The above is not an exaggerated picture of the state of affairs in the industrial world to-day, and yet people, full of class prejudice, wonder at the industrial strife which is but the inevitable result of the continuation of a system of production without regulation or sympathy. It is silly to say that industrial strife is manufactured by agitators. If the conditions which engender the strife did not exist, neither would the agitator, and if strikes are to be abolished so also must the unemployed. While the unemployed are with us, the dominant employing class will take advantage of their presence to force unfair conditions, and good workmen into seeking wild justice by means of strikes.

* * *

Let us take an example. At present there is a master baker in South Brisbane who, because there are a large number of men looking for work, insists that the carters whom he employs shall sign an agreement containing the following clauses: “ . . . . . . In the event of the said – absenting himself without leave (except through personal sickness or through severe illness of one of the members of his own family, when he is to forthwith advise the said - ), or being found under the influence of liquor whilst on duty, or wilfully neglecting or refusing to carry out the directions of the said -----, he shall be liable to dismissal without notice and to forfeit all wages then due.” “ The said ------ further covenants and agrees that he will not, during the term of his services and for a period of one year from the termination of the said agreement, either directly or indirectly disclose or divulge the secrets of or relating to the bakery or business of the said ------ or the names of his customers, or solicit or endeavour to obtain either on behalf of himself or any other person or persons, company, or corporation, the custom of or serve or cause to be served with bread any of the persons within a radius of five miles from the bakehouse of the said ------- , or ask or induce or directly or indirectly any of the said persons to withdraw their custom from the said -------.” For each and every breach of any one of the conditions of the last preceding paragraph hereof the said ------- covenant and agrees to pay the said -------- the sum of ten (10) pounds sterling, to be recovered as and by way of liquidated damages and not as a penalty.”

* * *

In this agreement the employer insists that he alone shall be the judge; that he shall keep back the workman's wages; and that from his decision there is no appeal.

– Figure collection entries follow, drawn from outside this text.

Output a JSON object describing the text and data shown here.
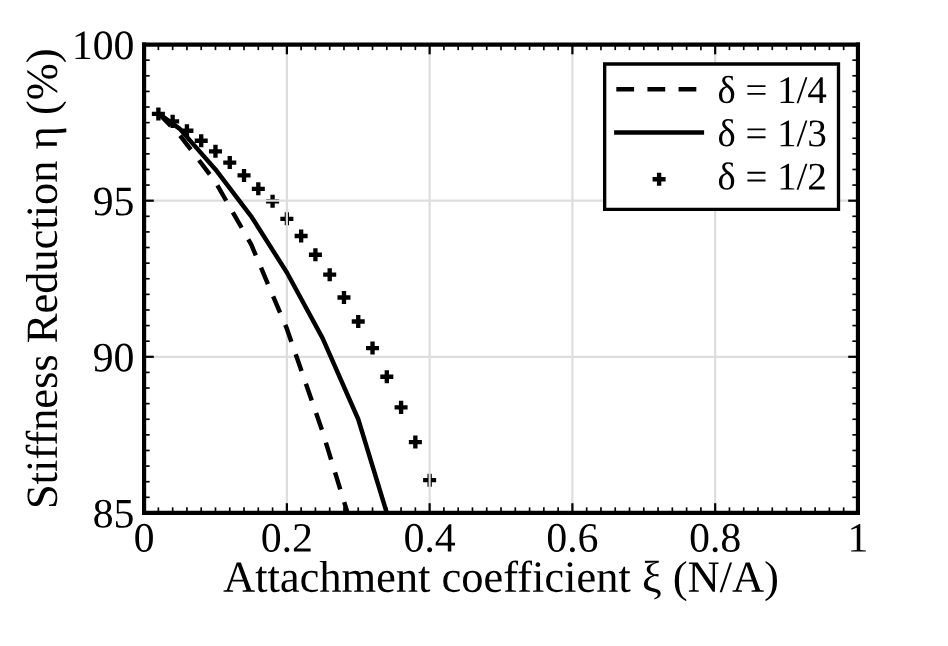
{
  "chart_data": {
    "type": "line",
    "xlabel": "Attachment coefficient ξ (N/A)",
    "ylabel": "Stiffness Reduction η (%)",
    "xlim": [
      0,
      1
    ],
    "ylim": [
      85,
      100
    ],
    "xticks": [
      0,
      0.2,
      0.4,
      0.6,
      0.8,
      1
    ],
    "yticks": [
      85,
      90,
      95,
      100
    ],
    "grid": true,
    "legend": "top right",
    "series": [
      {
        "name": "δ = 1/4",
        "color": "#000000",
        "line_style": "dashed",
        "marker": "none",
        "x": [
          0.02,
          0.05,
          0.1,
          0.15,
          0.2,
          0.25,
          0.285
        ],
        "values": [
          97.8,
          97.1,
          95.6,
          93.6,
          90.9,
          87.6,
          85
        ]
      },
      {
        "name": "δ = 1/3",
        "color": "#000000",
        "line_style": "solid",
        "marker": "none",
        "x": [
          0.02,
          0.05,
          0.1,
          0.15,
          0.2,
          0.25,
          0.3,
          0.34
        ],
        "values": [
          97.8,
          97.3,
          96.0,
          94.5,
          92.7,
          90.6,
          88.0,
          85.0
        ]
      },
      {
        "name": "δ = 1/2",
        "color": "#000000",
        "type": "scatter",
        "marker": "cross",
        "x": [
          0.02,
          0.04,
          0.06,
          0.08,
          0.1,
          0.12,
          0.14,
          0.16,
          0.18,
          0.2,
          0.22,
          0.24,
          0.26,
          0.28,
          0.3,
          0.32,
          0.34,
          0.36,
          0.38,
          0.4
        ],
        "values": [
          97.78,
          97.54,
          97.24,
          96.92,
          96.58,
          96.22,
          95.81,
          95.38,
          94.98,
          94.42,
          93.87,
          93.27,
          92.63,
          91.9,
          91.13,
          90.28,
          89.36,
          88.38,
          87.27,
          86.05
        ]
      }
    ]
  }
}
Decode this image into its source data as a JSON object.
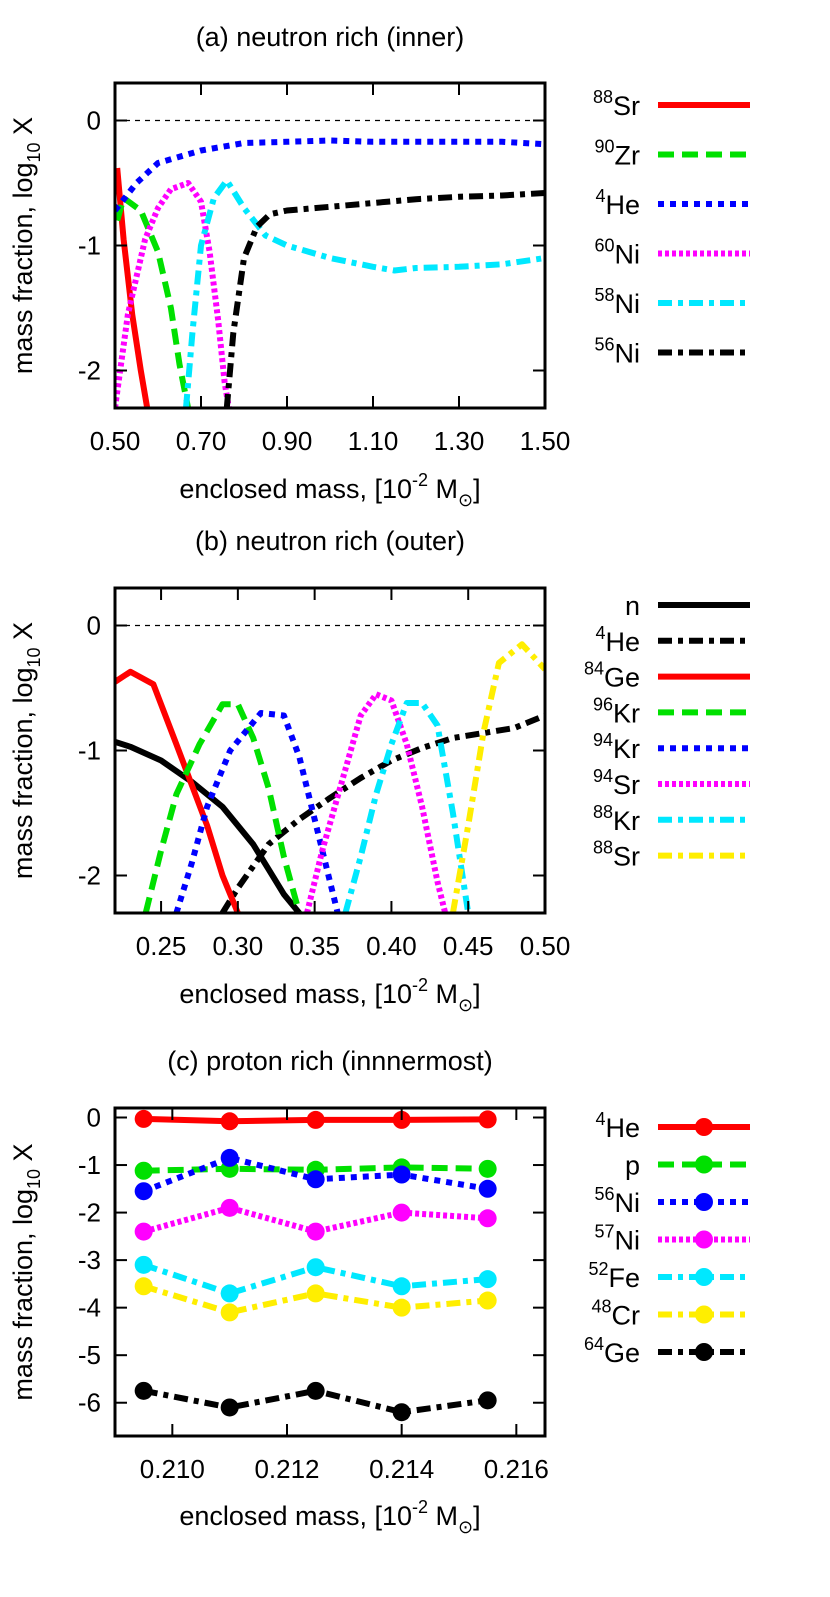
{
  "chart_data": [
    {
      "type": "line",
      "title": "(a) neutron rich (inner)",
      "xlabel": {
        "text": "enclosed mass, [10",
        "exp": "-2",
        "unit": " M",
        "sub": "⊙",
        "close": "]"
      },
      "ylabel": {
        "text": "mass fraction, log",
        "sub": "10",
        "tail": " X"
      },
      "xlim": [
        0.5,
        1.5
      ],
      "ylim": [
        -2.3,
        0.3
      ],
      "xticks": [
        0.5,
        0.7,
        0.9,
        1.1,
        1.3,
        1.5
      ],
      "xtick_labels": [
        "0.50",
        "0.70",
        "0.90",
        "1.10",
        "1.30",
        "1.50"
      ],
      "yticks": [
        0,
        -1,
        -2
      ],
      "ytick_labels": [
        "0",
        "-1",
        "-2"
      ],
      "reference_line": 0,
      "series": [
        {
          "name": "Sr",
          "mass": "88",
          "color": "#ff0000",
          "dash": "solid",
          "x": [
            0.505,
            0.52,
            0.54,
            0.56,
            0.575
          ],
          "y": [
            -0.38,
            -0.95,
            -1.55,
            -2.0,
            -2.3
          ]
        },
        {
          "name": "Zr",
          "mass": "90",
          "color": "#00e000",
          "dash": "dash",
          "x": [
            0.505,
            0.52,
            0.56,
            0.6,
            0.63,
            0.65,
            0.67
          ],
          "y": [
            -0.8,
            -0.62,
            -0.72,
            -1.05,
            -1.5,
            -1.95,
            -2.3
          ]
        },
        {
          "name": "He",
          "mass": "4",
          "color": "#0000ff",
          "dash": "dot",
          "x": [
            0.5,
            0.55,
            0.6,
            0.7,
            0.8,
            0.9,
            1.0,
            1.1,
            1.2,
            1.3,
            1.4,
            1.5
          ],
          "y": [
            -0.72,
            -0.5,
            -0.34,
            -0.24,
            -0.18,
            -0.17,
            -0.16,
            -0.17,
            -0.17,
            -0.17,
            -0.17,
            -0.19
          ]
        },
        {
          "name": "Ni",
          "mass": "60",
          "color": "#ff00ff",
          "dash": "densedot",
          "x": [
            0.5,
            0.53,
            0.57,
            0.6,
            0.63,
            0.67,
            0.7,
            0.72,
            0.74,
            0.755,
            0.765
          ],
          "y": [
            -2.3,
            -1.55,
            -0.95,
            -0.7,
            -0.55,
            -0.5,
            -0.65,
            -1.05,
            -1.6,
            -2.1,
            -2.3
          ]
        },
        {
          "name": "Ni",
          "mass": "58",
          "color": "#00e8ff",
          "dash": "dashdot",
          "x": [
            0.665,
            0.68,
            0.7,
            0.73,
            0.76,
            0.8,
            0.85,
            0.9,
            1.0,
            1.1,
            1.15,
            1.2,
            1.3,
            1.4,
            1.5
          ],
          "y": [
            -2.3,
            -1.7,
            -1.0,
            -0.62,
            -0.48,
            -0.7,
            -0.92,
            -1.0,
            -1.1,
            -1.17,
            -1.2,
            -1.18,
            -1.17,
            -1.15,
            -1.1
          ]
        },
        {
          "name": "Ni",
          "mass": "56",
          "color": "#000000",
          "dash": "dashdot",
          "x": [
            0.76,
            0.775,
            0.8,
            0.83,
            0.86,
            0.9,
            1.0,
            1.1,
            1.2,
            1.3,
            1.4,
            1.5
          ],
          "y": [
            -2.3,
            -1.7,
            -1.1,
            -0.85,
            -0.75,
            -0.72,
            -0.69,
            -0.66,
            -0.63,
            -0.61,
            -0.6,
            -0.58
          ]
        }
      ]
    },
    {
      "type": "line",
      "title": "(b) neutron rich (outer)",
      "xlabel": {
        "text": "enclosed mass, [10",
        "exp": "-2",
        "unit": " M",
        "sub": "⊙",
        "close": "]"
      },
      "ylabel": {
        "text": "mass fraction, log",
        "sub": "10",
        "tail": " X"
      },
      "xlim": [
        0.22,
        0.5
      ],
      "ylim": [
        -2.3,
        0.3
      ],
      "xticks": [
        0.25,
        0.3,
        0.35,
        0.4,
        0.45,
        0.5
      ],
      "xtick_labels": [
        "0.25",
        "0.30",
        "0.35",
        "0.40",
        "0.45",
        "0.50"
      ],
      "yticks": [
        0,
        -1,
        -2
      ],
      "ytick_labels": [
        "0",
        "-1",
        "-2"
      ],
      "reference_line": 0,
      "series": [
        {
          "name": "n",
          "mass": "",
          "color": "#000000",
          "dash": "solid",
          "x": [
            0.22,
            0.23,
            0.25,
            0.27,
            0.29,
            0.31,
            0.32,
            0.33,
            0.34
          ],
          "y": [
            -0.93,
            -0.97,
            -1.08,
            -1.25,
            -1.45,
            -1.75,
            -1.95,
            -2.15,
            -2.3
          ]
        },
        {
          "name": "He",
          "mass": "4",
          "color": "#000000",
          "dash": "dashdot",
          "x": [
            0.29,
            0.3,
            0.32,
            0.34,
            0.36,
            0.38,
            0.4,
            0.42,
            0.44,
            0.46,
            0.48,
            0.5
          ],
          "y": [
            -2.3,
            -2.1,
            -1.75,
            -1.55,
            -1.38,
            -1.22,
            -1.08,
            -0.98,
            -0.9,
            -0.86,
            -0.82,
            -0.72
          ]
        },
        {
          "name": "Ge",
          "mass": "84",
          "color": "#ff0000",
          "dash": "solid",
          "x": [
            0.22,
            0.23,
            0.245,
            0.26,
            0.28,
            0.29,
            0.3
          ],
          "y": [
            -0.45,
            -0.37,
            -0.47,
            -0.95,
            -1.6,
            -2.0,
            -2.3
          ]
        },
        {
          "name": "Kr",
          "mass": "96",
          "color": "#00e000",
          "dash": "dash",
          "x": [
            0.24,
            0.25,
            0.26,
            0.275,
            0.29,
            0.3,
            0.31,
            0.32,
            0.33,
            0.34
          ],
          "y": [
            -2.3,
            -1.8,
            -1.35,
            -0.95,
            -0.63,
            -0.63,
            -0.9,
            -1.3,
            -1.85,
            -2.3
          ]
        },
        {
          "name": "Kr",
          "mass": "94",
          "color": "#0000ff",
          "dash": "dot",
          "x": [
            0.26,
            0.27,
            0.28,
            0.295,
            0.315,
            0.33,
            0.34,
            0.355,
            0.365
          ],
          "y": [
            -2.3,
            -1.9,
            -1.45,
            -1.0,
            -0.7,
            -0.72,
            -1.05,
            -1.8,
            -2.3
          ]
        },
        {
          "name": "Sr",
          "mass": "94",
          "color": "#ff00ff",
          "dash": "densedot",
          "x": [
            0.345,
            0.355,
            0.37,
            0.38,
            0.39,
            0.4,
            0.41,
            0.42,
            0.43,
            0.435
          ],
          "y": [
            -2.3,
            -1.8,
            -1.15,
            -0.72,
            -0.55,
            -0.6,
            -0.95,
            -1.45,
            -2.05,
            -2.3
          ]
        },
        {
          "name": "Kr",
          "mass": "88",
          "color": "#00e8ff",
          "dash": "dashdot",
          "x": [
            0.37,
            0.38,
            0.39,
            0.4,
            0.41,
            0.42,
            0.43,
            0.44,
            0.45
          ],
          "y": [
            -2.3,
            -1.85,
            -1.35,
            -0.95,
            -0.62,
            -0.62,
            -0.8,
            -1.5,
            -2.3
          ]
        },
        {
          "name": "Sr",
          "mass": "88",
          "color": "#ffee00",
          "dash": "dashdot",
          "x": [
            0.44,
            0.45,
            0.46,
            0.47,
            0.485,
            0.5
          ],
          "y": [
            -2.3,
            -1.6,
            -0.85,
            -0.3,
            -0.15,
            -0.35
          ]
        }
      ]
    },
    {
      "type": "line",
      "title": "(c) proton rich (innnermost)",
      "xlabel": {
        "text": "enclosed mass, [10",
        "exp": "-2",
        "unit": " M",
        "sub": "⊙",
        "close": "]"
      },
      "ylabel": {
        "text": "mass fraction, log",
        "sub": "10",
        "tail": " X"
      },
      "xlim": [
        0.209,
        0.2165
      ],
      "ylim": [
        -6.7,
        0.2
      ],
      "xticks": [
        0.21,
        0.212,
        0.214,
        0.216
      ],
      "xtick_labels": [
        "0.210",
        "0.212",
        "0.214",
        "0.216"
      ],
      "yticks": [
        0,
        -1,
        -2,
        -3,
        -4,
        -5,
        -6
      ],
      "ytick_labels": [
        "0",
        "-1",
        "-2",
        "-3",
        "-4",
        "-5",
        "-6"
      ],
      "series": [
        {
          "name": "He",
          "mass": "4",
          "color": "#ff0000",
          "dash": "solid",
          "marker": true,
          "x": [
            0.2095,
            0.211,
            0.2125,
            0.214,
            0.2155
          ],
          "y": [
            -0.03,
            -0.08,
            -0.05,
            -0.05,
            -0.04
          ]
        },
        {
          "name": "p",
          "mass": "",
          "color": "#00e000",
          "dash": "dash",
          "marker": true,
          "x": [
            0.2095,
            0.211,
            0.2125,
            0.214,
            0.2155
          ],
          "y": [
            -1.12,
            -1.08,
            -1.1,
            -1.05,
            -1.08
          ]
        },
        {
          "name": "Ni",
          "mass": "56",
          "color": "#0000ff",
          "dash": "dot",
          "marker": true,
          "x": [
            0.2095,
            0.211,
            0.2125,
            0.214,
            0.2155
          ],
          "y": [
            -1.55,
            -0.85,
            -1.3,
            -1.2,
            -1.5
          ]
        },
        {
          "name": "Ni",
          "mass": "57",
          "color": "#ff00ff",
          "dash": "densedot",
          "marker": true,
          "x": [
            0.2095,
            0.211,
            0.2125,
            0.214,
            0.2155
          ],
          "y": [
            -2.4,
            -1.9,
            -2.4,
            -2.0,
            -2.12
          ]
        },
        {
          "name": "Fe",
          "mass": "52",
          "color": "#00e8ff",
          "dash": "dashdot",
          "marker": true,
          "x": [
            0.2095,
            0.211,
            0.2125,
            0.214,
            0.2155
          ],
          "y": [
            -3.1,
            -3.7,
            -3.15,
            -3.55,
            -3.4
          ]
        },
        {
          "name": "Cr",
          "mass": "48",
          "color": "#ffee00",
          "dash": "dashdot",
          "marker": true,
          "x": [
            0.2095,
            0.211,
            0.2125,
            0.214,
            0.2155
          ],
          "y": [
            -3.55,
            -4.1,
            -3.7,
            -4.0,
            -3.85
          ]
        },
        {
          "name": "Ge",
          "mass": "64",
          "color": "#000000",
          "dash": "dashdot",
          "marker": true,
          "x": [
            0.2095,
            0.211,
            0.2125,
            0.214,
            0.2155
          ],
          "y": [
            -5.75,
            -6.1,
            -5.75,
            -6.2,
            -5.95
          ]
        }
      ]
    }
  ]
}
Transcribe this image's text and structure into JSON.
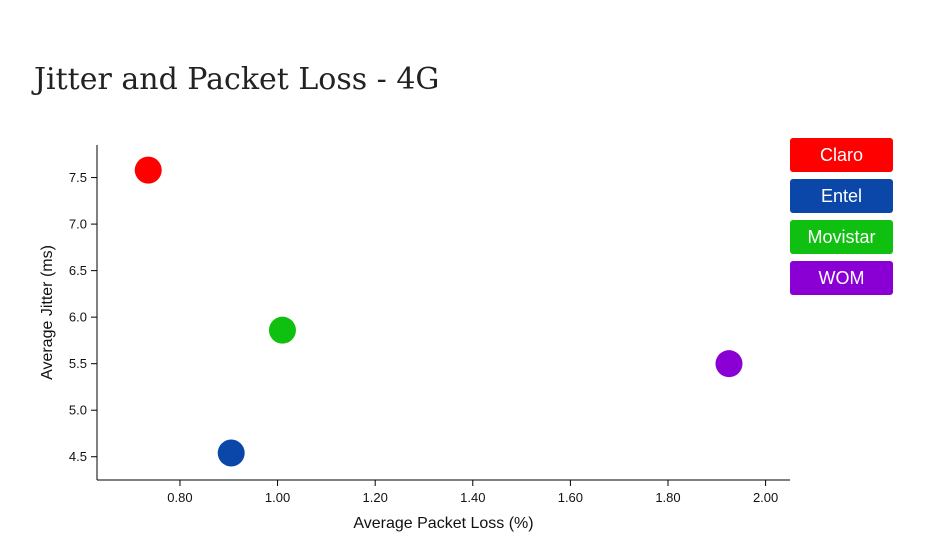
{
  "chart_data": {
    "type": "scatter",
    "title": "Jitter and Packet Loss - 4G",
    "xlabel": "Average Packet Loss (%)",
    "ylabel": "Average Jitter (ms)",
    "xlim": [
      0.63,
      2.05
    ],
    "ylim": [
      4.25,
      7.85
    ],
    "x_ticks": [
      "0.80",
      "1.00",
      "1.20",
      "1.40",
      "1.60",
      "1.80",
      "2.00"
    ],
    "y_ticks": [
      "4.5",
      "5.0",
      "5.5",
      "6.0",
      "6.5",
      "7.0",
      "7.5"
    ],
    "grid": false,
    "legend_position": "top-right",
    "series": [
      {
        "name": "Claro",
        "color": "#ff0000",
        "x": 0.735,
        "y": 7.58
      },
      {
        "name": "Entel",
        "color": "#0a47a8",
        "x": 0.905,
        "y": 4.54
      },
      {
        "name": "Movistar",
        "color": "#10c010",
        "x": 1.01,
        "y": 5.86
      },
      {
        "name": "WOM",
        "color": "#8a00d4",
        "x": 1.925,
        "y": 5.5
      }
    ]
  }
}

Not only this, but after the workman is discharged from his services the employer claims the right for twelve months to dictate to him how he shall obtain his living. This is what is understood by the dominant class to mean “freedom of contract.” The master gets all the freedom, the man gets all the contract. Could slavery go much further than this? Or can any reasonable person say that the conditions which beget industrial turmoil are not contained in such an atrocious document?

* * *

Later on, perhaps, when the unfortunate men, who now through sheer necessity are compelled to sign this insolent agreement, combine against its one-sided terms and endeavour by means of strikes to free themselves from its bondage, the sacred rights of property and the Red Spectre will be trotted out for service by the dominant class, and few persons, if any, will think of placing the blame of the trouble on the proper shoulders, or attempting to trace back the real cause of the industrial turmoil. Men versed in the law may say that the agreement referred to would not hold good in court, but most persons know that for wage-earners engaged in an industrial dispute it is almost impossible to obtain justice there. The longest purse generally carries the day. The law is for the wealthy and not the moneyless man.